The IDV Conference was a joint initiative between Stopping Family Violence (SFV) and the Women’s Council for Domestic and Family Violence Services (WCDFVS).

Other keynote speakers included Family and Domestic Violence (FDV) prevention advocate Rosie Batty, NSW Department of Communities and Justice Senior Practitioner Kate Alexander, CEO of Djirra Aboriginal organisation Antoinette Braybrook, Stopping Family Violence’s Mark O’Hare, and an impressive array of speakers representing the sector. Together, they brought together a broad cross section of the community services sector to discuss and consider the strengths and challenges of delivering FDV-informed practice across the spectrum of services who intersect with women, children and men impacted by FDV.

Keynote Speaker, Rosie Batty became an outspoken and dynamic crusader against domestic violence after a horrendous event that shocked not only the nation, but the world. Rosie has made the most of her position of influence, campaigning and advocating for necessary systemic and attitudinal change, to address the family violence epidemic.

Rosie said FDV was an entrenched epidemic that the community have lived with since time began.

“I want to tell people that family violence happens to [anybody], no matter how nice your house is, no matter how intelligent you are.”

Rosie Batty

“We’ve still got a long way to go, but I do believe the tide is turned. It’s no longer a subject that only occurs behind closed doors,” she said.

CEO of the WCDFVS Angela Hartwig said when it came to the issue of FDV and in particular violence against women, collectively as a society, we were looking at a social change over a long period of time and that was what the conference was all about.

“We are having difficult conversations with people and challenging what people may believe and coming up with new and innovative ideas to tackle FDV through the workshops and keynote speakers at the conference,’ she said.

Pictured: Angela Hartwig, with Rosie Batty

“It is important to understand that rarely victims of FDV have singular issues and the violence also intersects with other areas including, but not limited to, race, disability, sexuality, housing, AOD and mental health services.”

“Domestic Violence cuts across all classes, races, religions and professions, and no woman is exempt from becoming a victim of FDV.”

Angela Hartwig

In Australia we find ourselves in a time of crisis when it comes to Family and Domestic Violence. In 2018, Western Australia alone, had more than double the number of FDV-related deaths than the previous year and nationally 79 women, 25 men and 22 children lost their lives at the hands of an intimate partner or family member (Red Heart, 2019).

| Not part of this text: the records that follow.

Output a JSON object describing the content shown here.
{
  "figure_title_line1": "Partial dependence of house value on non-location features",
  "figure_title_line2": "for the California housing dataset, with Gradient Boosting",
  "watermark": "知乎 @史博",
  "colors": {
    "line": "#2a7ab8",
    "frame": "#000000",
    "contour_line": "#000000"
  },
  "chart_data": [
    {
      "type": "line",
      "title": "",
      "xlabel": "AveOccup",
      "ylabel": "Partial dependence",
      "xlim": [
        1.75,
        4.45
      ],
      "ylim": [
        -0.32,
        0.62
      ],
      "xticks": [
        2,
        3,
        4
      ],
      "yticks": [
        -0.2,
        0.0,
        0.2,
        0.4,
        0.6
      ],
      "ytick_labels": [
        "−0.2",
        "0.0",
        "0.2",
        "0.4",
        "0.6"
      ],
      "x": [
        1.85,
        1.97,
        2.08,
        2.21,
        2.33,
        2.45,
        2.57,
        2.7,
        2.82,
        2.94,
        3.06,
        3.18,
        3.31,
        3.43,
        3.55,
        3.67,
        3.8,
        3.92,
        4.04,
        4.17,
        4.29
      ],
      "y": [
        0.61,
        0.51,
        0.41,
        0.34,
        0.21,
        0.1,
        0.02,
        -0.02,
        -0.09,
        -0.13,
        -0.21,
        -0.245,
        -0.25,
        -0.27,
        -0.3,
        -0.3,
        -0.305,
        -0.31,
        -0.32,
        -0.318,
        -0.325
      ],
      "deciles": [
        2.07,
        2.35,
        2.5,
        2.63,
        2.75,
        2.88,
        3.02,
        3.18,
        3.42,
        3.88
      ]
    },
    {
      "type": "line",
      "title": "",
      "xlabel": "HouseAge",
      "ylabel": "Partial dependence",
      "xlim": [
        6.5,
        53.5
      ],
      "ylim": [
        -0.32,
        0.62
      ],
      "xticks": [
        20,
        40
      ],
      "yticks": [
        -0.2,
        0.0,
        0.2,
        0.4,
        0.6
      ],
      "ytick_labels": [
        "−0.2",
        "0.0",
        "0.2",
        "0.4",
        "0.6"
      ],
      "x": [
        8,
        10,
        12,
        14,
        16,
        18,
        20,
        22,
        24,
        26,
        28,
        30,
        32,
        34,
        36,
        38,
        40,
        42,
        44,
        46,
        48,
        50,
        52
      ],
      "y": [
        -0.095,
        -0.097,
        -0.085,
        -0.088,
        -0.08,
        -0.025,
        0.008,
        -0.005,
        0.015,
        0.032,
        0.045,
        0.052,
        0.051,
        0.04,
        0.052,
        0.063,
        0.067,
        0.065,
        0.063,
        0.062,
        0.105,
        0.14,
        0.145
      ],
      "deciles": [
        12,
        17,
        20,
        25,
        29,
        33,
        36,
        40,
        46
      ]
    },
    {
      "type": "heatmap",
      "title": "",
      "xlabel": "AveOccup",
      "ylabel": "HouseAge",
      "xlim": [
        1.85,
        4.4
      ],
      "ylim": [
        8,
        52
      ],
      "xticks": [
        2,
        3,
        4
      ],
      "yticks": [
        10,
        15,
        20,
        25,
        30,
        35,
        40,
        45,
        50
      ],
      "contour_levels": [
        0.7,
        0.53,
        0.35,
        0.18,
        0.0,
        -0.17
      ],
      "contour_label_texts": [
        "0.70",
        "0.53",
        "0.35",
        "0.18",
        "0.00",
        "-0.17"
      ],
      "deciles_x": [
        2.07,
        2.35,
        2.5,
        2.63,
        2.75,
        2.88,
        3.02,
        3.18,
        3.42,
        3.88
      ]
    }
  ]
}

For many years the specialist FDV sector has been actively involved in identifying and addressing the challenges of intersectionality when working with both the victims and perpetrators of FDV. However, to transition this work into the wider service system, it is necessary to bring together a range of sectors to participate in a discussion around the intersection of FDV and other areas of specialty.

As a first in Australia this conference brought together practitioners, researchers and policy makers from a wide range of disciplines, including alcohol and drug services, mental health and disability services to name a few, to discuss how FDV intersects with these other disciplines and the delivery of FDV-informed practice within this context.

This situation is unacceptable and if we continue on this trajectory, the fate for our community is intolerable. Solving this problem is complex and we know that it is vital that we take a whole of community approach to addressing this epidemic.

The conference could not have been possible without the generous partnership with our major sponsor, Lotterywest. Through this funding, we were able to support delegates from regional areas and smaller not-for-profit representatives to attend the conference and bring that knowledge back to their communities. We also welcomed the Town of Victoria Park, Rio Tinto, Curtin University and the Department of Communities as event sponsors.

We hope to start conversations about eradicating FDV in the community, putting a spotlight on the offender and working towards that social change, by understanding that FDV is everyone’s responsibility.